Le cinéma Ariana à Kaboul, le 19 septembre 2010 ( AFP / Manan VATSYAYANA )
Il était un des cinémas historiques de Kaboul, un lieu mythique pour des générations d'Afghans. L'Ariana, restauré avec l'aide de cinéastes français après une première destruction durant la guerre des années 1990, a été démoli pour faire place à un centre commercial.
Depuis leur retour au pouvoir en 2021 en Afghanistan, les autorités talibanes imposent une version ultra-rigoriste de la loi islamique, et ont banni la musique et les films dans l'espace public.
Ce cinéma, comme d'autres, avait dû mettre fin à sa programmation, mais son bâtiment était resté intact, sur une des places du centre de la capitale afghane.

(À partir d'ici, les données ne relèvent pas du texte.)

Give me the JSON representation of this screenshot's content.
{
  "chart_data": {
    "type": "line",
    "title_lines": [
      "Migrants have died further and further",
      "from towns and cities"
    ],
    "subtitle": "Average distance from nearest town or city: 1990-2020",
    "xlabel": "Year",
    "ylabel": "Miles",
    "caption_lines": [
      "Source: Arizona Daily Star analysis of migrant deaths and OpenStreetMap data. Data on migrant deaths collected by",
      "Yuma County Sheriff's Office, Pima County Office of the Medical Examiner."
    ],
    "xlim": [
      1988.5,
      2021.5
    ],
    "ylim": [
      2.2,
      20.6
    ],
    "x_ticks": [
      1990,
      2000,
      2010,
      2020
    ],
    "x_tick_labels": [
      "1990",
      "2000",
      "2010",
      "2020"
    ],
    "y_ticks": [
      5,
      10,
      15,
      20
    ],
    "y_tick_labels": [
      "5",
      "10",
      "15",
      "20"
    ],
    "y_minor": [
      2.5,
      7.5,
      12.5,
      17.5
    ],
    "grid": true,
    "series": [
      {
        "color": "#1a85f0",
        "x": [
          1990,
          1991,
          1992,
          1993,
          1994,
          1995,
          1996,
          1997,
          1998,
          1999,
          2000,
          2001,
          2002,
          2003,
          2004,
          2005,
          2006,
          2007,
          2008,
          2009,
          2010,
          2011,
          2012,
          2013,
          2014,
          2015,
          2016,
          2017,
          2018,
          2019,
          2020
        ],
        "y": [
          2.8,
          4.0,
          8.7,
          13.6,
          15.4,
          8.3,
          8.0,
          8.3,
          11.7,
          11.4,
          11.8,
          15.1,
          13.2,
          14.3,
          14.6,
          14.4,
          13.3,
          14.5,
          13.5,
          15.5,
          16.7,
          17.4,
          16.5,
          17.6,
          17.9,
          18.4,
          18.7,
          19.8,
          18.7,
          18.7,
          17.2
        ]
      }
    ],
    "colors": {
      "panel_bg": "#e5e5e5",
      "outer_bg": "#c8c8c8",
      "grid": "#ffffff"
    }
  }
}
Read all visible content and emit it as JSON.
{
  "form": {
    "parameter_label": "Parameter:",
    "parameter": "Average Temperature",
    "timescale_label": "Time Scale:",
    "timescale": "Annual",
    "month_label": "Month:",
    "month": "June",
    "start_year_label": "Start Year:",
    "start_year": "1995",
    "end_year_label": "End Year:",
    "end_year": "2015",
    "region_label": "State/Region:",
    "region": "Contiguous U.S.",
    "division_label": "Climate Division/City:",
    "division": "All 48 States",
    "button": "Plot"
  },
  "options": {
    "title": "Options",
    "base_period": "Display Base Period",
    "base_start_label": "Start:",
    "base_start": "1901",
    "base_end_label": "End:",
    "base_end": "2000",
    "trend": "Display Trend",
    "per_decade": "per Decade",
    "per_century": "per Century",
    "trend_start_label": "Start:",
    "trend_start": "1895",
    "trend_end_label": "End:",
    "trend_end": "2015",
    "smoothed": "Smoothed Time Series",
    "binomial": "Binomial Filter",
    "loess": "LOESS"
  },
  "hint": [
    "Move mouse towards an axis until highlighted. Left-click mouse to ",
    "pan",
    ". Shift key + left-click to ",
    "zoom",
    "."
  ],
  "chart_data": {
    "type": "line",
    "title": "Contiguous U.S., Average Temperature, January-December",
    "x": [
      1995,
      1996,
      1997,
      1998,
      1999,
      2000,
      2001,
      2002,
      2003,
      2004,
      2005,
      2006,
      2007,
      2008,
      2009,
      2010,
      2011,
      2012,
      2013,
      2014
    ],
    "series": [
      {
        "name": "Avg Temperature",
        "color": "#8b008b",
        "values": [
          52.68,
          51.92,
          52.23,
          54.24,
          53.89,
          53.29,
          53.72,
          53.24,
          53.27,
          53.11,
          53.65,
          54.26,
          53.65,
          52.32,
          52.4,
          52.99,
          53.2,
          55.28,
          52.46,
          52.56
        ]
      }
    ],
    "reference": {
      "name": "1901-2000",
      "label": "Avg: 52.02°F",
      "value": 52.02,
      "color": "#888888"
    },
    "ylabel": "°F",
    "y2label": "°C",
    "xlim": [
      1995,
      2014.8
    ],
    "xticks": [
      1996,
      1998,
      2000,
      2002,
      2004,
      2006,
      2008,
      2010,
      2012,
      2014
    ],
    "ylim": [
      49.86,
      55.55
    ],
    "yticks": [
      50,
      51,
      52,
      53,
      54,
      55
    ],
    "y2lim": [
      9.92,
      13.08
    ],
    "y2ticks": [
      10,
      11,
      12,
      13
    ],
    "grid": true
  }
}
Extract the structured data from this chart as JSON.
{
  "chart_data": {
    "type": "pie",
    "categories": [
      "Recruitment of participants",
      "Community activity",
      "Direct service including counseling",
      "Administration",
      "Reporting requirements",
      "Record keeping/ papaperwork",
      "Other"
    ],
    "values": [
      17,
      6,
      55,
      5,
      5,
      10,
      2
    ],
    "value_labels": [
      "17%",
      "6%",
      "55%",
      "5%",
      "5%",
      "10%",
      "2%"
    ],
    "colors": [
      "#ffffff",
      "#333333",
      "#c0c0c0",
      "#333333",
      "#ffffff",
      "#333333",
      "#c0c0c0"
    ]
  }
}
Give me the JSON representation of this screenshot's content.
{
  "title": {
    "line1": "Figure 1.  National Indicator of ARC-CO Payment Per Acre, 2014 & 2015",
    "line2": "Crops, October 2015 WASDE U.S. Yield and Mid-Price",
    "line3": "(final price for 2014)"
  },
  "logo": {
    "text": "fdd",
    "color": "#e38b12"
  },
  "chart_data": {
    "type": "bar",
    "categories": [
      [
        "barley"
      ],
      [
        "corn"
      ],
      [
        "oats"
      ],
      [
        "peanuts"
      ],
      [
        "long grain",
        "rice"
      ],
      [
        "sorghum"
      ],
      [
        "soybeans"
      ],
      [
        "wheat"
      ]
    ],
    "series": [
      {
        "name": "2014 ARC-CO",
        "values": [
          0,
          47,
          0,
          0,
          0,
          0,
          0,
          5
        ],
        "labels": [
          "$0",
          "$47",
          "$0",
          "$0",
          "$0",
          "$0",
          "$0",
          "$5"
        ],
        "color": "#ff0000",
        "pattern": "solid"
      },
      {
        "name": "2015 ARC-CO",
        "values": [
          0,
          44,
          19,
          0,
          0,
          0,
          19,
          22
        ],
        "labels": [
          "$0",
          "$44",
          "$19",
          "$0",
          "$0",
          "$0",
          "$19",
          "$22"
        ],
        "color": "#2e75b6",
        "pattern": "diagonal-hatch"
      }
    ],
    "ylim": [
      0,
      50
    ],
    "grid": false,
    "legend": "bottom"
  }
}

Jeudi, un amas de gravats était visible depuis la rue et un panneau sur le chantier annonçait: "un centre commercial moderne va être construit ici", ont constaté des journalistes de l'AFP tandis qu'un bulldozer poursuivait la démolition.
"La nouvelle de la destruction du cinéma Ariana a brisé mon coeur. Nous y avions tant de bons souvenirs (...) Il y avait une vie à l'époque à Kaboul", a confié à l'AFP une habitante de la ville, âgée de 65 ans, qui y allait souvent avec ses parents dans les années 1970. Elle a préféré taire son nom pour raisons de sécurité.
"Actuellement, les gens n'ont plus accès aux cinémas. Il n'y a plus aucune sorte de distraction, ni pour les femmes, ni même pour les hommes", déplore-t-elle.
Les travaux de destruction du cinéma Ariana à Kaboul, le 18 décembre 2025 ( AFP / Wakil Kohsar )
Construit dans les années 1960, l'Ariana était alors l'un des lieux de prédilection des résidents de la capitale afghane, qui aimaient y voir des films du monde entier.
Détruit lors de la guerre civile (1992-1996), pillé, il était resté à l'abandon sous le premier régime des talibans (1996-2001), qui proscrivaient toute forme de loisir.
- "Sans âme" -
Mais en 2004, le cinéma avait rouvert après une vaste restauration menée par les architectes français Jean-Marc Lalo et Frédéric Namur. L'opération avait été financée grâce à la mobilisation de l'association "Un cinéma pour Kaboul", présidée par le metteur en scène français Claude Lelouch, Palme d'Or à Cannes pour Un homme et une femme.
Le ministre français de la Culture de l'époque, Renaud Donnedieu de Vabres, et plusieurs réalisateurs avaient fait le déplacement pour inaugurer la nouvelle salle de 600 places avec ses fauteuils rouge et ses tapis afghans, le 23 mai 2004.
Des soldats français assurent la sécurité, lors de la réouverture du cinéma Ariana à Kaboul, le 23 mai 2004 ( AFP / SHAH MARAI )
"Un cinéma est toujours une lumière dans la ville", s'était alors félicité le président français Jacques Chirac.
Après la réouverture, certains soirs, quand la salle était pleine, des "centaines de personnes" restaient dans le hall d'entrée pour entendre au moins le son d'un film afghan, se souvient un fan du cinéma.
La destruction de l'Ariana, "c'est comme si une pelle mécanique me broyait le coeur. Ce cinéma était un signe d'espoir, d'ouverture", a réagi auprès de l'AFP l'architecte Jean-Marc Lalo.
"Le cinéma Ariana n'était pas une ruine à abattre, mais une mémoire à rouvrir. On l'a déjà détruit une fois par la guerre civile. Cette fois, c'est pire: on l'efface au nom du +moderne+. Le moderne sans âme, sans images, sans silence partagé dans le noir", a regretté auprès de l'AFP l'écrivain et cinéaste franco-afghan Atiq Rahimi.
Il y avait montré son premier film en 2004: "quand on croyait, un instant, que la culture pouvait survivre à la barbarie. Raser un cinéma, ce n’est pas construire l'avenir", a-t-il ajouté.
Un autre cinéma de Kaboul, le Park, a déjà été démoli et doit lui aussi être remplacé par un centre commercial.